For an outdoor enclosure, you can use an outdoor pond. However, these turtles will hibernate, so you need to set up a moderately cool area for hibernation, depending upon the type of Chicken Turtle you have. The Florida Chicken Turtle, for example, will remain healthy with a mild resting or cooling period. However, the Western and Eastern Chicken Turtles are more temperate, so they can use a hibernation period, especially to promote courtship and mating in spring and summer.
Water depth should be about 2/3 of the enclosure, and you can add a soft substrate to the bottom. The air temperature should be set to anywhere from the mid 70s to 80s Fahrenheit, while the basking area should be heated to around 85-90°F. The water temperature should also be maintained around the mid 70s Fahrenheit for adults.
Chicken Turtles are alert but shy.
Hatchling and young Chicken Turtles will feast upon tadpoles, crayfish, and aquatic insects. However, as these turtles grow, they will become more omnivorous, so they will eat increasing amounts of plant material.
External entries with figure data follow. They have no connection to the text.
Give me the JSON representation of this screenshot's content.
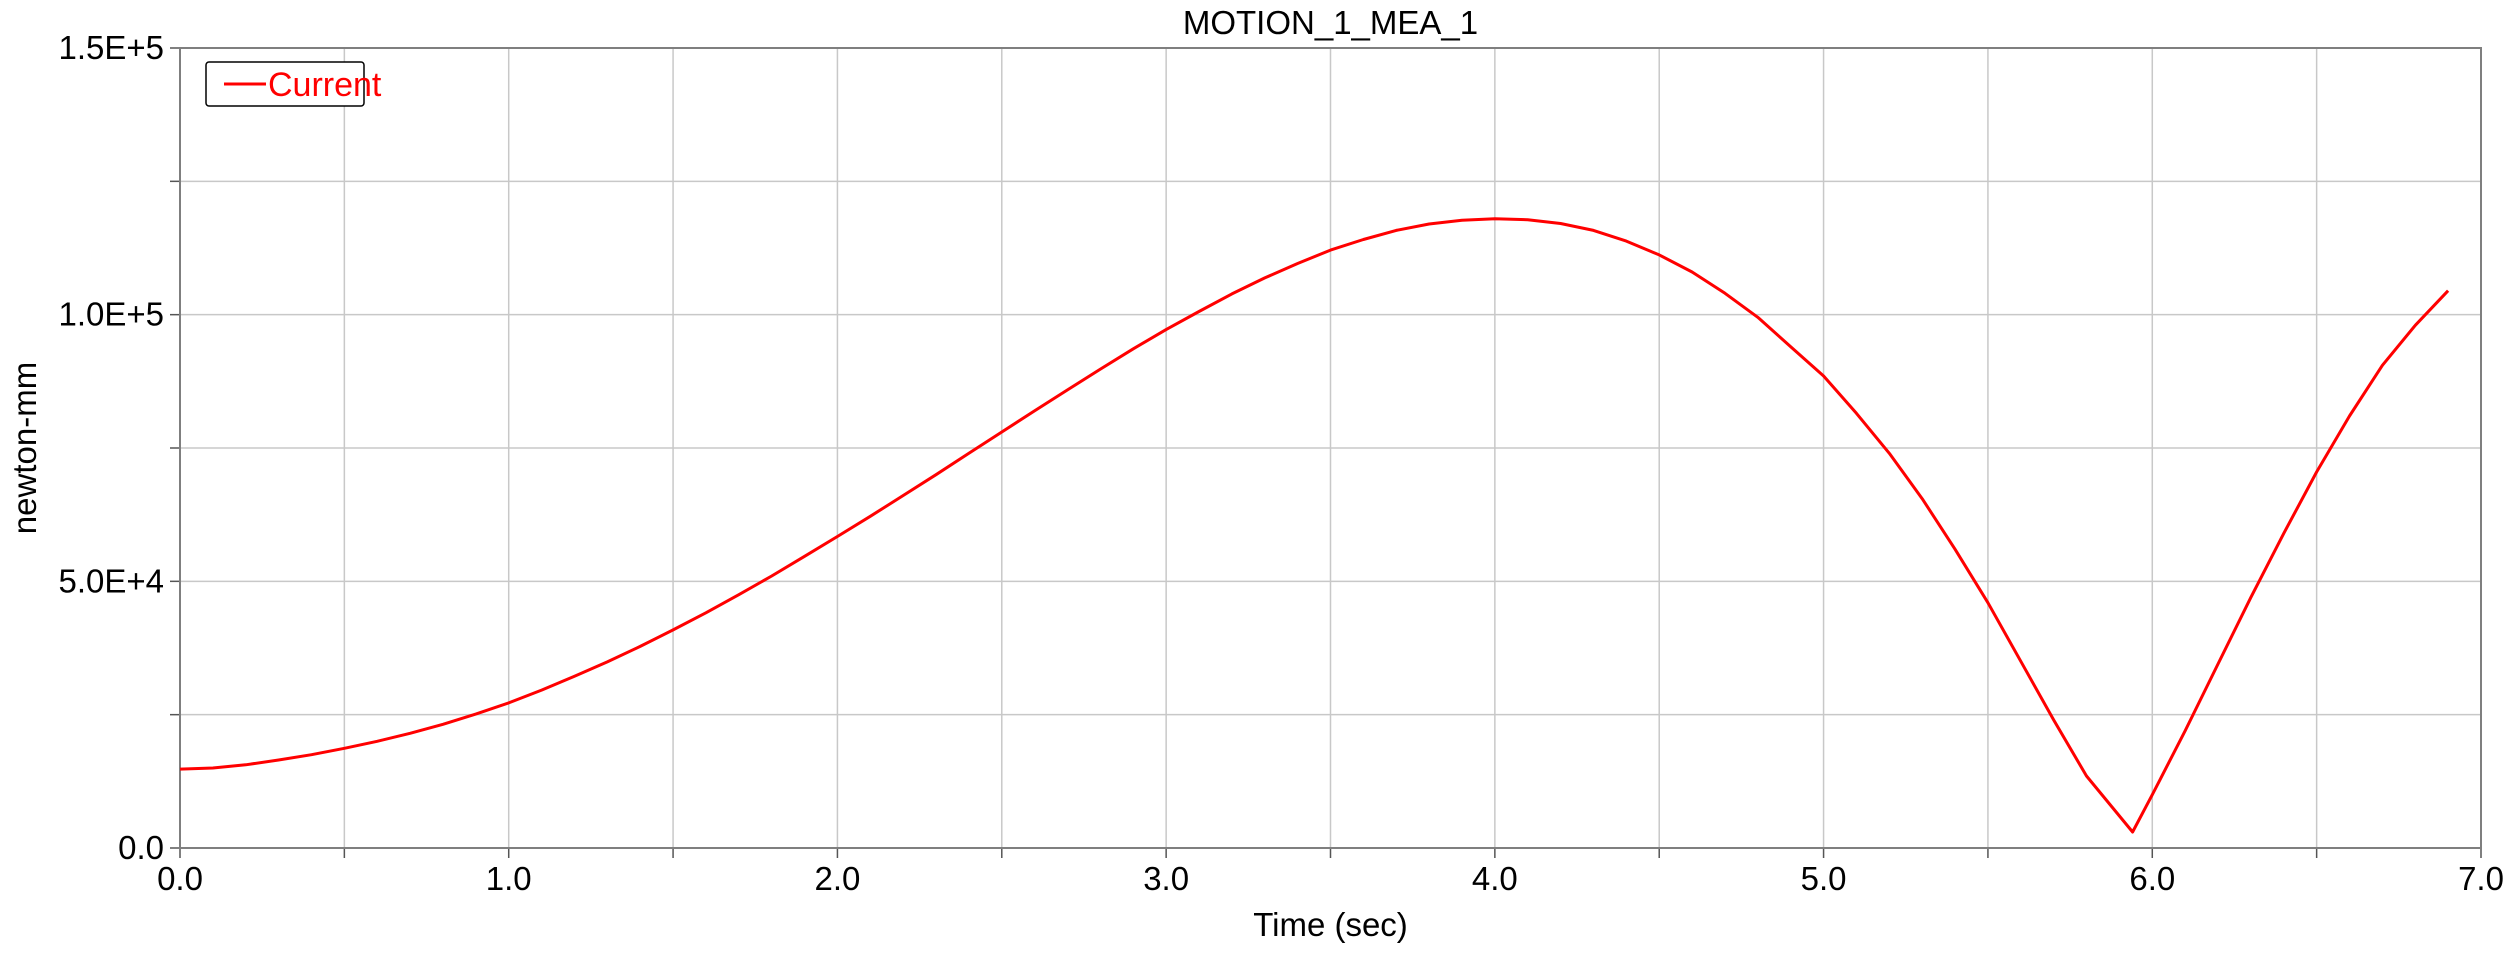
{
  "chart_data": {
    "type": "line",
    "title": "MOTION_1_MEA_1",
    "xlabel": "Time (sec)",
    "ylabel": "newton-mm",
    "xlim": [
      0.0,
      7.0
    ],
    "ylim": [
      0,
      150000
    ],
    "x_ticks": [
      "0.0",
      "1.0",
      "2.0",
      "3.0",
      "4.0",
      "5.0",
      "6.0",
      "7.0"
    ],
    "y_ticks": [
      "0.0",
      "5.0E+4",
      "1.0E+5",
      "1.5E+5"
    ],
    "grid": true,
    "legend_position": "top-left",
    "series": [
      {
        "name": "Current",
        "color": "#ff0000",
        "x": [
          0.0,
          0.1,
          0.2,
          0.3,
          0.4,
          0.5,
          0.6,
          0.7,
          0.8,
          0.9,
          1.0,
          1.1,
          1.2,
          1.3,
          1.4,
          1.5,
          1.6,
          1.7,
          1.8,
          1.9,
          2.0,
          2.1,
          2.2,
          2.3,
          2.4,
          2.5,
          2.6,
          2.7,
          2.8,
          2.9,
          3.0,
          3.1,
          3.2,
          3.3,
          3.4,
          3.5,
          3.6,
          3.7,
          3.8,
          3.9,
          4.0,
          4.1,
          4.2,
          4.3,
          4.4,
          4.5,
          4.6,
          4.7,
          4.8,
          4.9,
          5.0,
          5.1,
          5.2,
          5.3,
          5.4,
          5.5,
          5.6,
          5.7,
          5.8,
          5.94,
          6.0,
          6.1,
          6.2,
          6.3,
          6.4,
          6.5,
          6.6,
          6.7,
          6.8,
          6.9
        ],
        "y": [
          14800,
          15000,
          15600,
          16500,
          17500,
          18700,
          20000,
          21500,
          23200,
          25100,
          27200,
          29600,
          32200,
          34900,
          37800,
          40900,
          44100,
          47500,
          51000,
          54700,
          58400,
          62200,
          66100,
          70000,
          74000,
          78000,
          82000,
          85900,
          89800,
          93600,
          97200,
          100600,
          103900,
          106900,
          109600,
          112100,
          114100,
          115800,
          117000,
          117700,
          118000,
          117800,
          117100,
          115800,
          113800,
          111200,
          108000,
          104000,
          99500,
          94000,
          88500,
          81500,
          74000,
          65500,
          56000,
          46000,
          35000,
          24000,
          13500,
          3000,
          10000,
          22000,
          34500,
          47000,
          59000,
          70500,
          81000,
          90500,
          98000,
          104500
        ]
      }
    ]
  }
}
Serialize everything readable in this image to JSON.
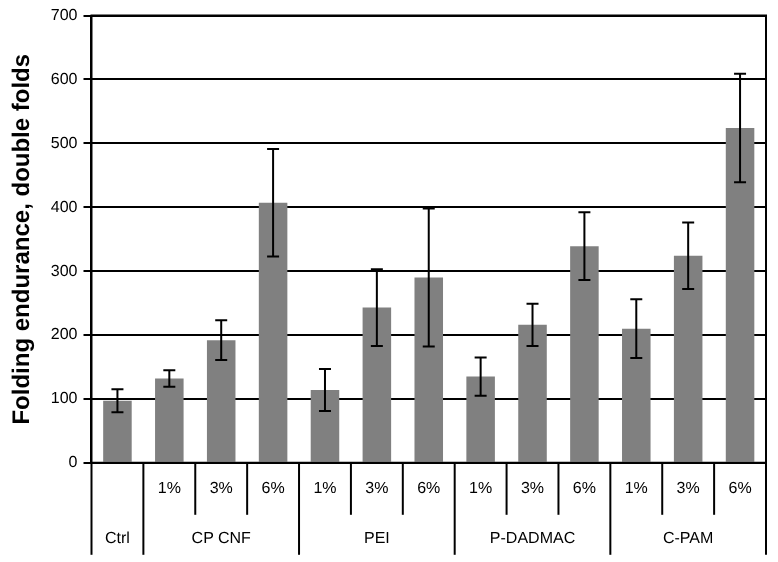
{
  "chart_data": {
    "type": "bar",
    "ylabel": "Folding endurance, double folds",
    "categories": [
      null,
      "1%",
      "3%",
      "6%",
      "1%",
      "3%",
      "6%",
      "1%",
      "3%",
      "6%",
      "1%",
      "3%",
      "6%"
    ],
    "values": [
      97,
      132,
      192,
      407,
      114,
      243,
      290,
      135,
      216,
      339,
      210,
      324,
      524
    ],
    "errors": [
      18,
      13,
      31,
      84,
      33,
      60,
      108,
      30,
      33,
      53,
      46,
      52,
      85
    ],
    "color": "#808080",
    "annotations": [
      "Ctrl",
      "CP CNF",
      "PEI",
      "P-DADMAC",
      "C-PAM"
    ],
    "ylim": [
      0,
      700
    ],
    "yticks": [
      0,
      100,
      200,
      300,
      400,
      500,
      600,
      700
    ],
    "grid": "y"
  }
}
You can feed your turtle a commercial pelleted diet, as well as invertebrates, fish, and non-toxic aquatic plants and leafy greens that include water hyacinth, water lettuce, watercress, kale, romaine lettuce, and carrot tops.
You can keep more than one Chicken Turtle in the same enclosure, and you can also keep them with other turtle breeds that are not aggressive and have similar needs. Beware that these turtles will compete for food, and that could lead to injuries.
Overall, these turtles are alert but shy, so they will dive into the water as they see someone approaching if they are basking. However, they do eventually become comfortable and tame, and they will end up coming to the surface to see if any food is being offered.